# Just when you think you've seen it all...



## TotalPlumber (Sep 30, 2008)

Slab leak on hot side. NO EVIDENCE OF WATER ANYWHERE. determined the home was built before sleeves were required by code (1984). Knew it was on the hot side because when you turn off the gate valve at WH the water meter stopped. 
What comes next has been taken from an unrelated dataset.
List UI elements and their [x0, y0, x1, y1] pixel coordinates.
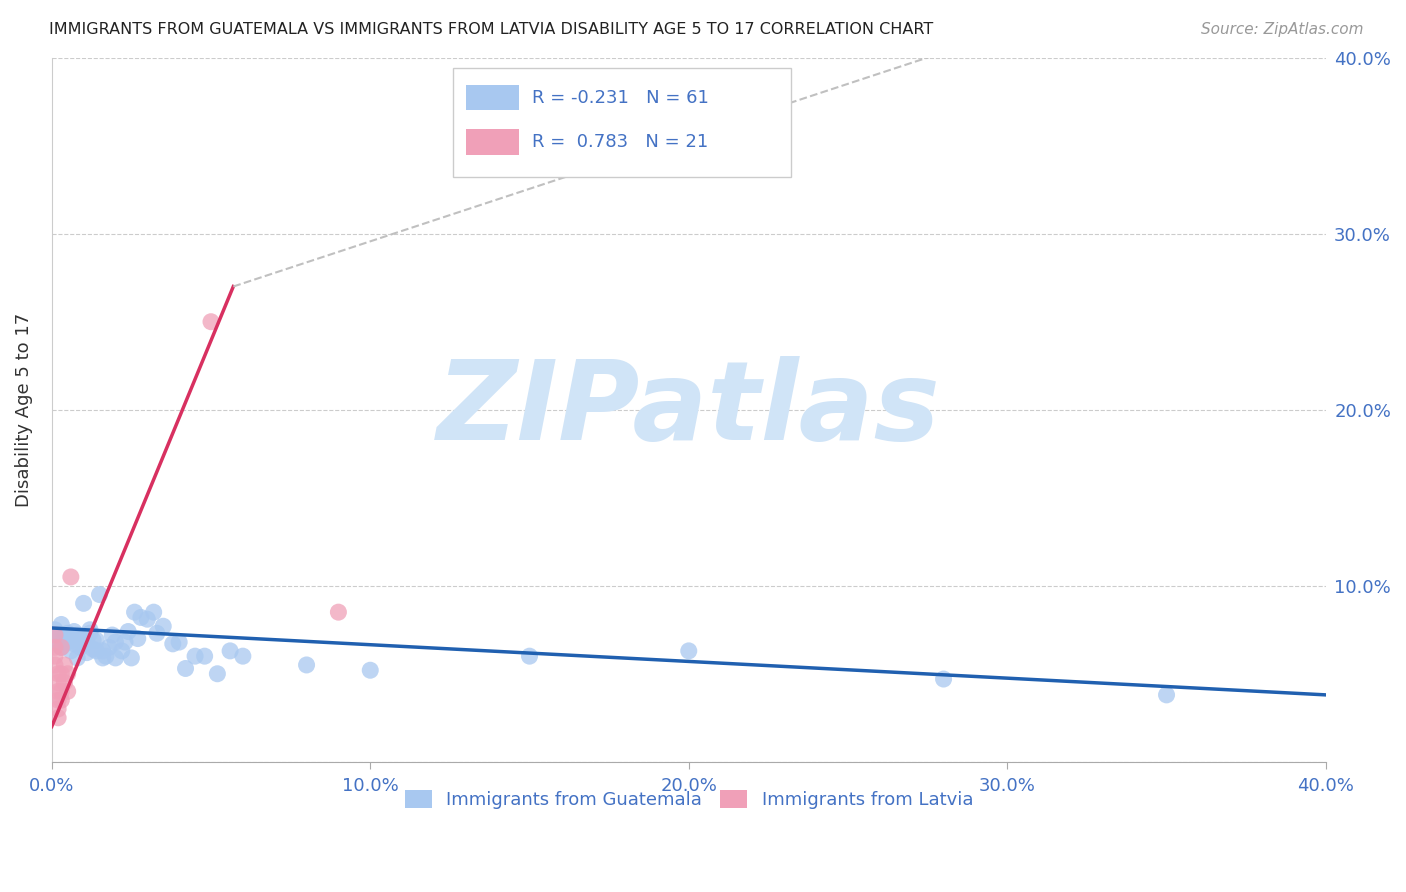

hot water, over a period of 2 months, under pressure, eroded the softened pvc, bored a hole, and went peacefully down the drain! A one in a million shot!


----------



## Tankless (Jun 12, 2008)

Good find!!

That could be a hard one to find...meter spinning on hot side and the sound of water going down the drain at the same time. I like it!!


----------



## 422 plumber (Jul 31, 2008)

Nice catch, how did you find the location?


----------



## UnclogNH (Mar 28, 2009)

I'm impressed very good find two thumbs up. :thumbup:


----------



## user823 (Feb 3, 2009)

Wow, never seen that before, thanks for showing. Also, could be a contamination problem?


----------



## TotalPlumber (Sep 30, 2008)

By the way, no ground-level cleanout on this home.....had a sonic leak locator pinpoint the leak. dug it up, and found this honey!

Total


----------



## 422 plumber (Jul 31, 2008)

Did you use the leak detector? Or someone else? I have one, but have never used it.


----------



## rocksteady (Oct 8, 2008)

good find!! i've had the same type of job but with an outside french drain. 






paul


----------



## Plumbworker (Oct 23, 2008)

it should have a 12" vertical speration from the soil pipe


----------



## Redwood (Sep 8, 2008)

So did ya run down and buy a Power Ball Ticket....:laughing:

As long as you're catching that 1 : 1,000,000 stuff ya might as well...


----------



## PipeDreamer (Mar 26, 2009)

Wow, never seen that before


----------



## Protech (Sep 22, 2008)

I had one like that 2 years ago. A cold galvo line leaked and was next to the kitchen drain. The drain was cast iron and the bottom had rotted out. The leak went for several months before the drain backed up and the leak pushed the waste up and out of the kitchen sink. By the time they got the water off it had flooded most of the house with black water.


----------



## TotalPlumber (Sep 30, 2008)

Redwood said:


> So did ya run down and buy a Power Ball Ticket....:laughing:
> 
> As long as you're catching that 1 : 1,000,000 stuff ya might as well...


In Alabama powerball is evil! How dare we better our schools and improve the overall quality of life just to GAMBLE?!?!?!?! Don't you know the Bible says gamblin' is a SIN!!!!! We'd rather shut down schools and continue to support crooked politicians than allow the DEVIL into our state! Damn Right!(some serious sarcasm here, in case you couldn't pick up on my tone of voice)

Total


----------



## Protech (Sep 22, 2008)

Foosball is da devil! Vickey Valcor is da devil!


----------



## para1 (Jun 17, 2008)

THERE ARE SCHOOLS IN aLABAMA?:whistling2:


----------



## Airgap (Dec 18, 2008)

Well done on finding this.:thumbsup:


----------